Malik Aksel, bir yazısında Ayasofya Muvakkithanesi’nin önündeki açık hava kahvesinin müdavimi kahvecileri tasvir eder. Nargilesini fokurdatan bir tiryaki, kahvesini getiren çırağı ‘Ben sana demedim mi kahvenin köpüğü çatlak olmayacak diye? Götür bunu, yenisini getir, haydi durma!’ diye azarlayarak geri çevirmiştir. Bir başka tiryaki, tam tersine köpüksüz çok kaynamış kahve ister; çırak ondan da kahveyi taşırdığı için azar işitecektir. Başka bir tiryaki kahve ocağına girer, cezvesini çırağa gözü önünde yıkatır; çünkü cezvenin şeker kokmasına tahammülü yoktur. Kızgın külde pişmiş kahve ısmarlayanı da vardır, kahvesinin bol, suyunun az olmasını isteyen de...
Adı konmamış biçimde Takvim-i Vekâyi ile birlikte payitaht’ın sivil kurumları arasında yerini alan kıraathanenin modern anlamda yapılanması, kültür kurumlarında yenilikler getiren ve kütüphanecilik anlayışında modern ilkelerin benimsendiği Tanzimat döneminde tamamlanmıştır. Önce Viyana ve Paris’teki benzerlerine öykünmüş dekorlarıyla duvarları aynalarla süslü, sandalye ve masalı kahveler açılmış ve Kâtibim türküsünde geçen kolalı gömlekli ve setreli İstanbul beyleri bu kahvelerde toplanmaya başlamıştı. Abdülaziz devrinde gazete yayımcılığının artmasıyla bu süslü kahvelerden bir kısmı kıraathane adını kullandılar.

Muhteşem yüzyılda kahve
Kanuni Sultan Süleyman; sarayda, kahve hazırlamak ve sunmak ile kahve takımı eşyalarından sorumlu kahvecibaşılık görevini ilk tahsis eden padişahtır ve kahve ikramının zamanı ve merasiminin nasıl yapılacağını kaydettirmiştir. Sultan II. Abdülhamid döneminde de devam eden kahvecibaşılık görevi sadece padişah için değildi. Valide sultanın, yetişmiş olan şehzadelerin, Darüssaade ağasının, sadrazamların da özel kahvecibaşıları vardı. Padişah sefere gideceği zaman, hususi bir hayvan kahve takımlarını taşırdı.

Kahve kutularının sırrı
Kahve kutuları salt kahveyi muhafaza eden eşyalar olmayıp güzelliği ile kahvenin alameti farikası olurken, konaklar ve evler için ekonomik ve toplumsal konumlarını dışa vuran itibar malzemeleri haline gelmiştir.

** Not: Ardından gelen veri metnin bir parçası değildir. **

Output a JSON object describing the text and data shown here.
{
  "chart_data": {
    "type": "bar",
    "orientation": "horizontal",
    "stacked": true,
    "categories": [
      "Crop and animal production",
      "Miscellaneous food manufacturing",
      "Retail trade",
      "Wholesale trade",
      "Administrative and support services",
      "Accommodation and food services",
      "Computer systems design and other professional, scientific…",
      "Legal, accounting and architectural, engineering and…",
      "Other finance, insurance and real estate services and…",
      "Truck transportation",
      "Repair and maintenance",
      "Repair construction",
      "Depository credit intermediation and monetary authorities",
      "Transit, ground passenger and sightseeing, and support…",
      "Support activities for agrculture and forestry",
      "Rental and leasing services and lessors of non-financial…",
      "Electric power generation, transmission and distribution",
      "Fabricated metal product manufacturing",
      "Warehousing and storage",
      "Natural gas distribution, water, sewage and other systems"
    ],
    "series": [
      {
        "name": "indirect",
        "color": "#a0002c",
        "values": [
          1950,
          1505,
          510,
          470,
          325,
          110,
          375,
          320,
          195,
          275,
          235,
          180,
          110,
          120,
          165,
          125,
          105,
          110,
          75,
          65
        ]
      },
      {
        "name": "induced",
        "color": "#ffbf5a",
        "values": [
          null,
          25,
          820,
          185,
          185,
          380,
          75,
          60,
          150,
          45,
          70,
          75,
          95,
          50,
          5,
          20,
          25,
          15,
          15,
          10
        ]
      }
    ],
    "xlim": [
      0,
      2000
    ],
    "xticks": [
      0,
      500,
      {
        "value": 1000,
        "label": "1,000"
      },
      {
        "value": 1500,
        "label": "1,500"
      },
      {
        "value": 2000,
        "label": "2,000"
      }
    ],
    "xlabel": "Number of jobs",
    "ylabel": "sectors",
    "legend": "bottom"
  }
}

Sedirin altında bulunan; değirmen, kahve kutusu, cezve ve fincanlardan oluşan kahve takımının içine konulduğu, üstü örtülü seleyi misafirlerinin gözü önünde çıkaran bir ev hanımı için, diğer kahve malzemelerinin yanı sıra, değerli ve güzel bir kahve kutusu, şüphesiz toplumsal konumunu belirtir bir nesne olarak görülürdü.